«Немудрено. Такой холод на дворе и в доме».

– Садитесь с нами, – с трудом выжал из посинелых губ царь.

Сесть? Не сесть?

Подумал про караул.

«Мужики меня потеряли. И Пашка… тоже».

Ольга и Татьяна вскочили. Обе уступали место. Ему, охраннику – великие княжны!

В груди будто искра разгорелась; кишки заполыхали. Сел. Бессмысленно потянул со стола салфетку, злобно смял в грязных пальцах. Анастасия рядом. Косилась, как кошка на мышь, на мозоли на его пальцах – от винтовки.

О чем говорить? Не о чем говорить.

«Я для них грязь. Пыль. Они мне через голову смотрят. Хуже коняги, хуже быка я для них. Скотину хотя бы кормят, ублажают. Ласковое слово бормочут. Ну вот сел я. Молчат! И будут молчать».

Сам не понимая, как это из него стало вырываться, плескать крыльями, вылетать, он хрипло запел:

– Ой Самара городок, беспокойная я! Беспокойная я, успоко-о-ой ты-и ме-ня…

«Вот вам. Вот. Вместо Рождественских тропарей ваших!»

На Марию не смотрел. Будто она реяла где-то высоко, над потолком, над зимними ночными облаками.

– Платок тонет и не тонет… потихонечку плывет! Милый любит ай не любит – только времячко ведет!

«Ишь, сидят. Слушают. Да она бы, царица, мне б, если могла – по губам бы кулаком дала!»

– Милый спрашивал любови! – Пел уже зло, с нажимом. Бил голосом, как молотком, по словам. – Я не знала, што сказать! Молода, любви не знала! Ну и…

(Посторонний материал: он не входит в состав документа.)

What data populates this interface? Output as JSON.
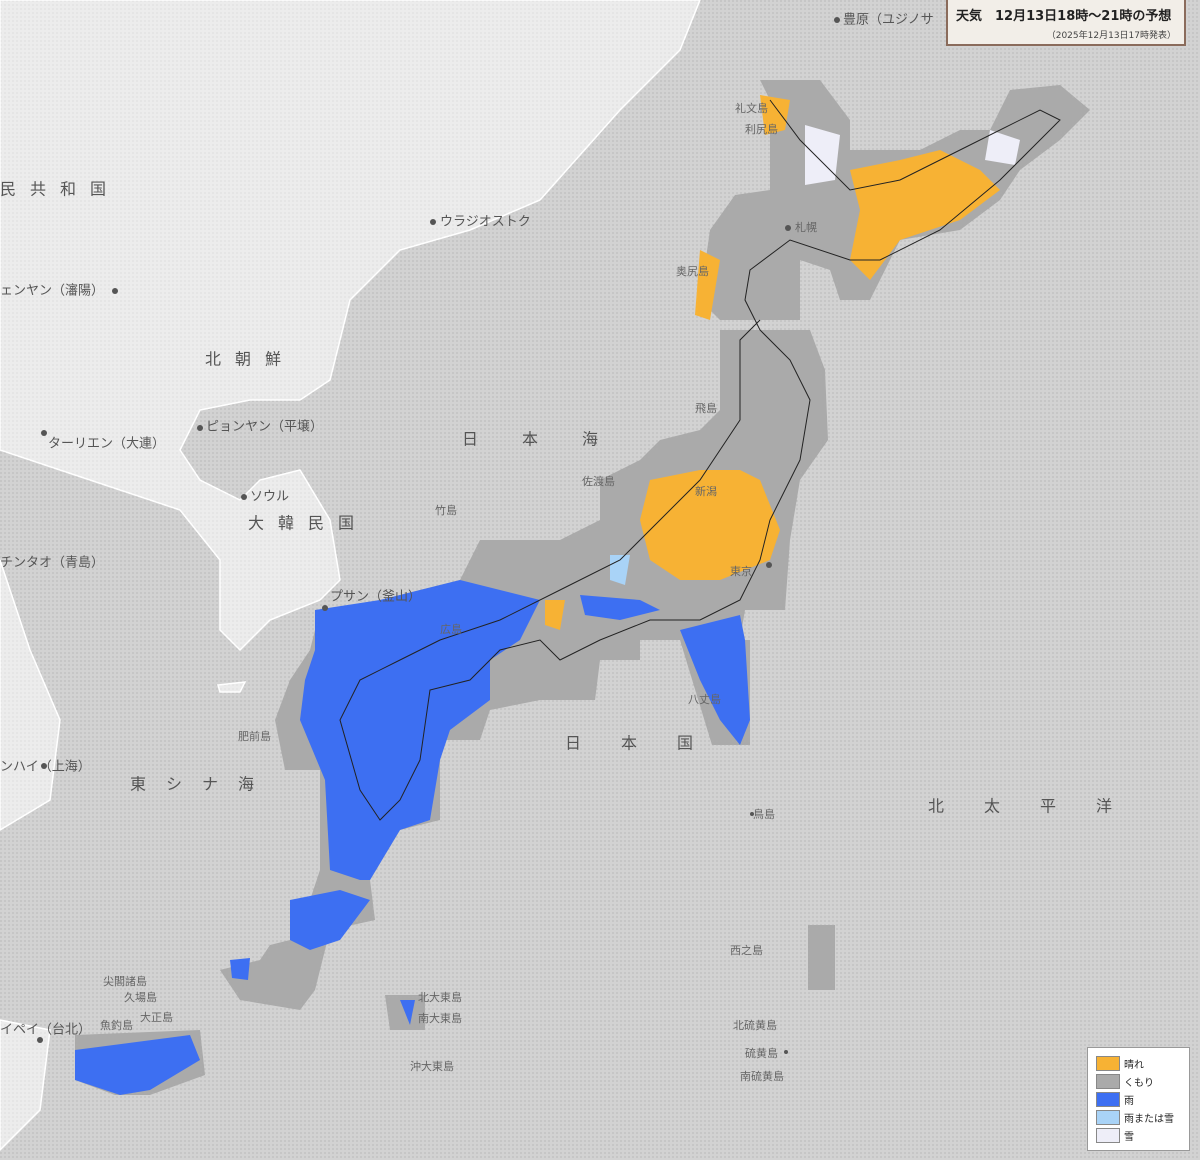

Мария встала. Он увидел это затылком.

– Жалко отказать!

Ухмыляясь, скалясь, вот теперь обернулся к ней. Глазами стегнул по ее глазам, по щекам. Синий от холода нос, а щечки-то горят.

– Папа, можно, я угощу господина… товарища Лямина?

Глаза поплыли вбок, хлестнули стол. Пальцы Марии скрючились и цапнули кусок ржаного. Она подала хлеб Михаилу, как милостыню.

И он взял.

Песню прервал.

«Глупо все. Глупо».

Елка топырила сизые лапы. Изо ртов вылетал пар. Михаил вонзил зубы в ржаной и стал жевать, ему самому показалось, с шумом, как конь – овес в торбе.

Доел. И как шлея под хвост попала – опять запел.

Губа поднималась, лезла вверх; осклабился, обнажил желтые от курева зубы.

– А раньше я жила не знала, што такое кокушки! Пришло время – застучали кокушки по жопушке!

Царица закрыла рот рукой. Будто бы ее сейчас вырвет. Дверь в другую комнату раскрылась, как крышка треснувшей шкатулки; вышел, ступая сонным гусем, цесаревич, настоящий, во плоти; обеими руками держал на плечах одеяло, как шкуру медведя; одеяло волочилось по полу, подметало мусор.

Алексей глядел круглыми напуганными глазами. Так глядит из клетки говорящий попугай, не понимая, что лепечут странные страшные люди.

– С Рождеством Христовым, мама, папа! Сестрички!

– Кокушки… по жопушке… – тихо, все тише повторил Лямин. С черного хлеба он опьянел, и водки не надо.

Анастасия ловко сунула руку под елку. Вытащила нечто. Он думал, это подарок, а это оказалась тарелка с гречневой кашей. И, о чудо, сверху каши лежало смешное, коричневое!

Котлета, давясь от неприличного смеха, догадался он.

Анастасия подвинула по столу тарелку ближе к Алексею. В ее глазах стояли слезы. Опять ненастоящие, хрустальные елочные висюльки. И сейчас прольются-разобьются.

– Алешинька… это тебе…

Каша и котлета, как это мило. Нежно.

Михаилу захотелось плюнуть на пол. И ударить кулаком эту елку на столе, и сшибить к чертовой матери.

Но он не ударил. И не плюнул.

Мария так ясно, прямо смотрела. Она не глядел на елку; ее взгляд горячим сургучом лился на него, злого, потерянного, застывал, запечатывал.

Алексей затрясся, сдернул с плеч одеяло, подложил под себя, на сиденье, сел. Ему в руки воткнули ложку. У ложки крутилась, голову кружила витая ручка. Серебро почернело, и витки спирали вспыхивали рыбьей чешуей. Михаил смотрел, как цесаревич ест. И сам шумно подобрал слюни. И вытер кулаком рот. Часы в другой, иншей, инакой, за семью морями, комнате забили: бом-м-м-м, – один раз. И задохнулись.